Nikhil Simha [00:09:33]: We generate the infra, and users use that to train models and evaluate this and iterate on them quickly. And finally, we expose production endpoints that serve applications. So from a user experience point of view, it looks like they have written some python code, and they're able to, like, get to this production endpoints without any intermediate team that is building systems. All right, so that's my entire presentation. And, you know, any questions, feedback requests are all welcome. You can also reach out to me on this email address.

Skylar [00:10:19]: Awesome. Thank you so much. I didn't see any questions come through in the chat, but maybe just as a last question, since we have a few minutes, how would you compare or contrast this cronon with a comparator? What is the closest comparator to this, and what are the differences?

Nikhil Simha [00:10:43]: Yeah, so if this is a broad area, roughly, there is like five categories or five boxes, and there is competitors in each of these boxes. One is the offline training, data generation and offline model training. The second box and the third box is feature serving and model serving. Those are like the other two boxes and final boxes are like observability and orchestration. So in each of these boxes there are many vendors. And so, like, for example, for offline training, data generation, people just use databricks or snowflake or like write hive pipelines. And for online feature serving they use systems like Tecton or fennel, etcetera. And for model training and serving, you know, they use something like Vertex AI or sagemaker.

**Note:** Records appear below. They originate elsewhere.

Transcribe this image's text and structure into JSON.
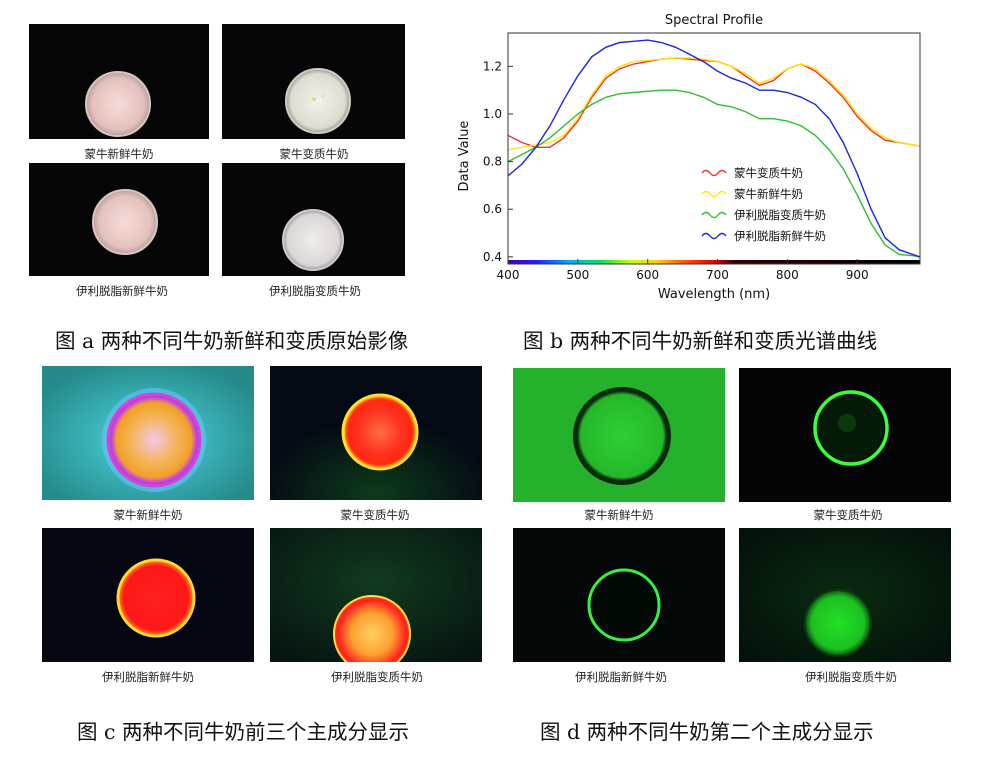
{
  "colors": {
    "red_series": "#ff2a2a",
    "yellow_series": "#ffe60a",
    "green_series": "#2fbf2f",
    "blue_series": "#1a25e6"
  },
  "fig_a": {
    "caption": "图 a  两种不同牛奶新鲜和变质原始影像",
    "labels": [
      "蒙牛新鲜牛奶",
      "蒙牛变质牛奶",
      "伊利脱脂新鲜牛奶",
      "伊利脱脂变质牛奶"
    ]
  },
  "fig_b": {
    "caption": "图 b 两种不同牛奶新鲜和变质光谱曲线"
  },
  "fig_c": {
    "caption": "图 c 两种不同牛奶前三个主成分显示",
    "labels": [
      "蒙牛新鲜牛奶",
      "蒙牛变质牛奶",
      "伊利脱脂新鲜牛奶",
      "伊利脱脂变质牛奶"
    ]
  },
  "fig_d": {
    "caption": "图 d 两种不同牛奶第二个主成分显示",
    "labels": [
      "蒙牛新鲜牛奶",
      "蒙牛变质牛奶",
      "伊利脱脂新鲜牛奶",
      "伊利脱脂变质牛奶"
    ]
  },
  "chart_data": {
    "type": "line",
    "title": "Spectral Profile",
    "xlabel": "Wavelength (nm)",
    "ylabel": "Data Value",
    "xlim": [
      400,
      990
    ],
    "ylim": [
      0.37,
      1.34
    ],
    "xticks": [
      400,
      500,
      600,
      700,
      800,
      900
    ],
    "yticks": [
      0.4,
      0.6,
      0.8,
      1.0,
      1.2
    ],
    "legend_position": "center-right",
    "x": [
      400,
      420,
      440,
      460,
      480,
      500,
      520,
      540,
      560,
      580,
      600,
      620,
      640,
      660,
      680,
      700,
      720,
      740,
      760,
      780,
      800,
      820,
      840,
      860,
      880,
      900,
      920,
      940,
      960,
      980,
      990
    ],
    "series": [
      {
        "name": "蒙牛变质牛奶",
        "color": "#ff2a2a",
        "values": [
          0.91,
          0.88,
          0.86,
          0.86,
          0.9,
          0.97,
          1.07,
          1.15,
          1.19,
          1.21,
          1.22,
          1.23,
          1.235,
          1.23,
          1.225,
          1.22,
          1.2,
          1.16,
          1.12,
          1.14,
          1.19,
          1.21,
          1.18,
          1.13,
          1.07,
          0.99,
          0.93,
          0.89,
          0.88,
          0.87,
          0.865
        ]
      },
      {
        "name": "蒙牛新鲜牛奶",
        "color": "#ffe60a",
        "values": [
          0.85,
          0.86,
          0.87,
          0.88,
          0.91,
          0.98,
          1.08,
          1.16,
          1.2,
          1.22,
          1.225,
          1.23,
          1.235,
          1.235,
          1.23,
          1.22,
          1.2,
          1.17,
          1.13,
          1.15,
          1.19,
          1.21,
          1.19,
          1.14,
          1.08,
          1.0,
          0.94,
          0.9,
          0.88,
          0.87,
          0.865
        ]
      },
      {
        "name": "伊利脱脂变质牛奶",
        "color": "#2fbf2f",
        "values": [
          0.8,
          0.83,
          0.86,
          0.9,
          0.95,
          1.0,
          1.04,
          1.07,
          1.085,
          1.09,
          1.095,
          1.1,
          1.1,
          1.09,
          1.07,
          1.04,
          1.03,
          1.01,
          0.98,
          0.98,
          0.97,
          0.95,
          0.91,
          0.85,
          0.77,
          0.66,
          0.54,
          0.45,
          0.41,
          0.405,
          0.4
        ]
      },
      {
        "name": "伊利脱脂新鲜牛奶",
        "color": "#1a25e6",
        "values": [
          0.74,
          0.79,
          0.86,
          0.95,
          1.06,
          1.16,
          1.24,
          1.28,
          1.3,
          1.305,
          1.31,
          1.3,
          1.28,
          1.25,
          1.22,
          1.18,
          1.15,
          1.13,
          1.1,
          1.1,
          1.09,
          1.07,
          1.04,
          0.98,
          0.88,
          0.75,
          0.6,
          0.48,
          0.43,
          0.41,
          0.4
        ]
      }
    ]
  }
}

Nikhil Simha [00:11:38]: And for monitoring, there are vendors like arise and fiddler, I think. And for orchestration, there is like many orchestration vendors, I'm just naming a few, but they all like address different areas of the different pieces of the puzzle. Our approach is slightly different. We think there are really good open source projects that solve each of these things really well. We want to instead make it easy for people to deploy these open source projects and use them to generate infra seamlessly. I don't know if that answers the question, but.

Skylar [00:12:17]: Yeah, yeah, no, that's great. Cool. We're at time, but really appreciate you coming by and sharing everything. Awesome.

Nikhil Simha [00:12:27]: Thank you for having me. Yes.